NATIONAL JURIST MAGAZINE

This interview was done by the National Jurist magazine right after I settled a Fen Phen lawsuit in San Francisco with one of the largest defense firms in California, Gordon & Resse, LLP. This is a true "David and Goliath" legal story and I came out on top! It really gave me momentum in the personal injury world. The case was a Mass Tort Class Action lawsuit against one of the largest corporation in the United States at the time, American Home Products. Here is what the interview says:

Class Action Hero

[Thomas Jefferson grad filed a major class action suit, just one year out of law school]

By Paul Hughes

"Last summer, just one year out of law school, Mark Blane was still looking for a job and hoping to find his place in the legal profession. Today, like magic, he is one of the key attorneys in a major class action lawsuit at the center of the torts litigation world.
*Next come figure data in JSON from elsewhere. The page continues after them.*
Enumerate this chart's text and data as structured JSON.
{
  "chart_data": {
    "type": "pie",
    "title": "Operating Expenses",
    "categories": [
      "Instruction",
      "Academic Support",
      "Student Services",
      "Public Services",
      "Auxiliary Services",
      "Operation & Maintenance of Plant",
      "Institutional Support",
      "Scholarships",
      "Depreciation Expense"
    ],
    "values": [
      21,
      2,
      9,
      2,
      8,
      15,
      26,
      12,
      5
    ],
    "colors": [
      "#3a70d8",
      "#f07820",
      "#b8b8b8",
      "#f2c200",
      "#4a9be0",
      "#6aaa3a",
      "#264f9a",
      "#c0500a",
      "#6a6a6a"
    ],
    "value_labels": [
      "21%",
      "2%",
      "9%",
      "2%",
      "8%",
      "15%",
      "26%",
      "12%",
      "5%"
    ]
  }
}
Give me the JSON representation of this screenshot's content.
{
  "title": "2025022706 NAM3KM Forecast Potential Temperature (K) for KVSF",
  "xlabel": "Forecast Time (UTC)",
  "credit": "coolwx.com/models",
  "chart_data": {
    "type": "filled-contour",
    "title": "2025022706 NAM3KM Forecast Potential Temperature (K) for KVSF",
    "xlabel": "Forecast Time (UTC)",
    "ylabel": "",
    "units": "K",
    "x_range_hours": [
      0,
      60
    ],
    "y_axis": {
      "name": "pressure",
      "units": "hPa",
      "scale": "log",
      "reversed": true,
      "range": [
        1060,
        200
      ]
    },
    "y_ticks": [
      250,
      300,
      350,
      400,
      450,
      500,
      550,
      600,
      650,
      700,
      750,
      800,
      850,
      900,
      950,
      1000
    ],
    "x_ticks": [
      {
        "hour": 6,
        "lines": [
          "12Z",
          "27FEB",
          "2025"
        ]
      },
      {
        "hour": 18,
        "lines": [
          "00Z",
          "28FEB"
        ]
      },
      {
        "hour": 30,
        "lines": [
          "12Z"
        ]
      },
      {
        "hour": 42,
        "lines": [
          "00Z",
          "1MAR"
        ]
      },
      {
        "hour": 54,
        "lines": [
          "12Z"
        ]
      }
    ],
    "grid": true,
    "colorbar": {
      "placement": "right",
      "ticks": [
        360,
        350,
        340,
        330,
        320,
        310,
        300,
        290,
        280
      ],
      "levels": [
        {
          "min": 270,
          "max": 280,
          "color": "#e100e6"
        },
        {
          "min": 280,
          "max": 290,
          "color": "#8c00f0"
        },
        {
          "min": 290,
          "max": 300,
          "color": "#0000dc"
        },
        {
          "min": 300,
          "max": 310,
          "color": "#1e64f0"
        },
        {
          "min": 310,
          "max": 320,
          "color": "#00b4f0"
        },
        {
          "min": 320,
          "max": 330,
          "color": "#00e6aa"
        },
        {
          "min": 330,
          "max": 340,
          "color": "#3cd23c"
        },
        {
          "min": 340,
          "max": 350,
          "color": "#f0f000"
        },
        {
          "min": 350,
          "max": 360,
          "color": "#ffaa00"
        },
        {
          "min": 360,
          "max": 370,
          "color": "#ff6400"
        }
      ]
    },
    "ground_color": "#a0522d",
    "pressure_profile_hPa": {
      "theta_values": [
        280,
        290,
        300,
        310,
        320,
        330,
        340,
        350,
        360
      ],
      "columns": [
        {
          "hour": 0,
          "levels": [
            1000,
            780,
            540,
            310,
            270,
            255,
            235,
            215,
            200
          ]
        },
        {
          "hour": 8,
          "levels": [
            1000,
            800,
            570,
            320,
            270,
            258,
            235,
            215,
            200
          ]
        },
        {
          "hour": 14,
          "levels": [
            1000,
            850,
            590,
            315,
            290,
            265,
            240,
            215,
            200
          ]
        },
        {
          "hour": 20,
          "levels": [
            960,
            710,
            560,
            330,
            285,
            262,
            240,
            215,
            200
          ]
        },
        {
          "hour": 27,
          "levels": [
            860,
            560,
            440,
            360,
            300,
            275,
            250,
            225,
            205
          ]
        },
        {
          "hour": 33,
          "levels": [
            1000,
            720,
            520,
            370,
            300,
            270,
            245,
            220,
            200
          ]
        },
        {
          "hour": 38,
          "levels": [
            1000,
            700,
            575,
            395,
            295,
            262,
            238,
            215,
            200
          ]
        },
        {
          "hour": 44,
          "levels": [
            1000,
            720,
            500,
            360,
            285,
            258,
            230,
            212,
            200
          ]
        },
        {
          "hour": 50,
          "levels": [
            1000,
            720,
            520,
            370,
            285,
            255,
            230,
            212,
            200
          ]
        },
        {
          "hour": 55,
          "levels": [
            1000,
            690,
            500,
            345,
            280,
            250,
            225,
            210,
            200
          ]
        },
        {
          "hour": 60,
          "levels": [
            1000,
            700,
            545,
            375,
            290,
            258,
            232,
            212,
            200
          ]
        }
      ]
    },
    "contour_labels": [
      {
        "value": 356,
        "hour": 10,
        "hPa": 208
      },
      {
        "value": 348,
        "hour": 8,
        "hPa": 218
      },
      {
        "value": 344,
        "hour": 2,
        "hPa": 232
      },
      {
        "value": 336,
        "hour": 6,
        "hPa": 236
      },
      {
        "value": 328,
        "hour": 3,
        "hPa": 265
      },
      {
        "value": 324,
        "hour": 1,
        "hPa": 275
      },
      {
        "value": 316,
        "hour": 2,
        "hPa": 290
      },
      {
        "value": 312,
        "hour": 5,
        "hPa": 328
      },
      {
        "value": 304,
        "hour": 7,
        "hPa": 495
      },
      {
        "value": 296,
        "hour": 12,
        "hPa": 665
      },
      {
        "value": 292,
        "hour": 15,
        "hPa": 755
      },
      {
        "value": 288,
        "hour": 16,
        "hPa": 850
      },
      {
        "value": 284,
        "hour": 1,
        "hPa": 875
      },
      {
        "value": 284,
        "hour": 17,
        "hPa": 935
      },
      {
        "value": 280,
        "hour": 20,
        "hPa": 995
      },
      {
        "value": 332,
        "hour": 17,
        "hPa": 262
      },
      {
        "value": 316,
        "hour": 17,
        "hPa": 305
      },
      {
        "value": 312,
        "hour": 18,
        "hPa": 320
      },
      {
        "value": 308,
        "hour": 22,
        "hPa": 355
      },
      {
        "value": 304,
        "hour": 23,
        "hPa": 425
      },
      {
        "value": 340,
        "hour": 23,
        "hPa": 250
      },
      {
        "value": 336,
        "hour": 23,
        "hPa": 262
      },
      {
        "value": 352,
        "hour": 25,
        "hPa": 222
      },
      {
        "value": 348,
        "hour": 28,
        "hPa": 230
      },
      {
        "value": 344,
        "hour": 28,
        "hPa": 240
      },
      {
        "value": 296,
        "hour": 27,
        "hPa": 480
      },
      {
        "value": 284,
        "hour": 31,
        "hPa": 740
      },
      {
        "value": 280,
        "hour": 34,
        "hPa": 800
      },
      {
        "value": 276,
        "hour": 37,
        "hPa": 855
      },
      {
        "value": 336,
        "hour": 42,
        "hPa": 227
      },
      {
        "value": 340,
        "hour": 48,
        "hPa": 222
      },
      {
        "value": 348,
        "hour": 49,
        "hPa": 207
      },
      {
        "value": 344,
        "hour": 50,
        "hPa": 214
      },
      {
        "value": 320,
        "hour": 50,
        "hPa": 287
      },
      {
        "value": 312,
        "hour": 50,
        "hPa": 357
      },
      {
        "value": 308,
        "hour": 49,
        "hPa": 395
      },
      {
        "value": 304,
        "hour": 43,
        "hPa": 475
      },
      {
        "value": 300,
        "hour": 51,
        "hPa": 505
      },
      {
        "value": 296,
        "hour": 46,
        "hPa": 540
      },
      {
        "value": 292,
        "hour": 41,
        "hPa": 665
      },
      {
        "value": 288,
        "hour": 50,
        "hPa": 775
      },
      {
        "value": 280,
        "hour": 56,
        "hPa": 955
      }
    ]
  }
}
It's a pretty good trick, based largely on foresight and some "magic" beans. he and former classmate, Chad McGuire, took on the makers of a diet drug pill combination known as Phen-Fen, which became a weight-loss fad but has since turned uglier than 50 pounds of lard. Pending court actions now blame the drug cocktail for causing hundreds of cases of heart damage, some serious.

Blane didn't get where he is through dumb luck. Even as an 11-year-old scrubbing grubby golf clubs for lawyers at a country club, he knew he wanted to follow in their footsteps. After earning a B.S. in psychology and a B.C.J. in criminal justice at Louisiana State University, he moved on to Thomas Jefferson School of Law in San Diego - the perfect combination, he said, of "me, sun and surf." There, he clerked for the district attorney, graduated and later passed the bar in June 1999.

"I had to pass; I was near broke," he said. "I literally had nothing to fall back on. It was do or die."

Blane's rise seemed to sputter, however, as he looked for work. He took on contract work, enforcing child-support payments for the district attorney's office and  making substitute court appearances for lawyers who couldn't be in court for one reason or another.

Then he hooked up with law school classmate McGuire, who graduated in December 1999. Together, they saw an opportunity to use their legal skills for something rewarding - helping McGuire's aunt, who had taken Phen-Fen for two years and had begun experiencing heart valve problems. Though the maker of the two drugs in Phen-Fen, American Home Products (AHP) of Madison, N.J; had taken them off the market in 1997, several class action and other lawsuits had begun. The two young attorneys filed suit on behalf of the aunt.

Of course, Blane was hoping that no one would look behind the curtain to see a young attorney with no office, one year out of law school, on his first case - taking on one of the world's 10-largest pharmaceutical companies.

"Thinking back on it now, I was scared, but had nothing to lose," Blane said.

The risk paid off. Blane and McGuire's nerve caught the eye of David Hiden, founding partner of Hiden, Rott & Oertle, a San Diego law firm. Hiden had met Blane in court when he was opposing counsel on one of Blane's stand-in jobs. And when Hiden heard of the aunt's case, he was impressed and offered the two men, who mulled over starting a practice, jobs with his firm.

"David took us in when we wer practically starving," Blane said. [We] became associate members...and our precious Phen-fen case now had a home."

Sicne then, Blane has found 75 more Phen-Fen clients in HR&O's labor union contracts.

A federal judge signed off on the overall class action settlement in August 2000, in which AHP agreed to $3.75 billion in payouts between $37,000.00 and $1.5 million per person, based on age and the severity of damage. A settlement was reached 15 months after the lawsuit was filed in the aunt's case.

Blane and McGuire are now focused on new cases in the defective tire controversy involving Ford Motor Co. and Bridgstone/Firestone, Inc.

Blane says he expects these and future high stakes personal injury cases to bring him more than lucrative financial rewards."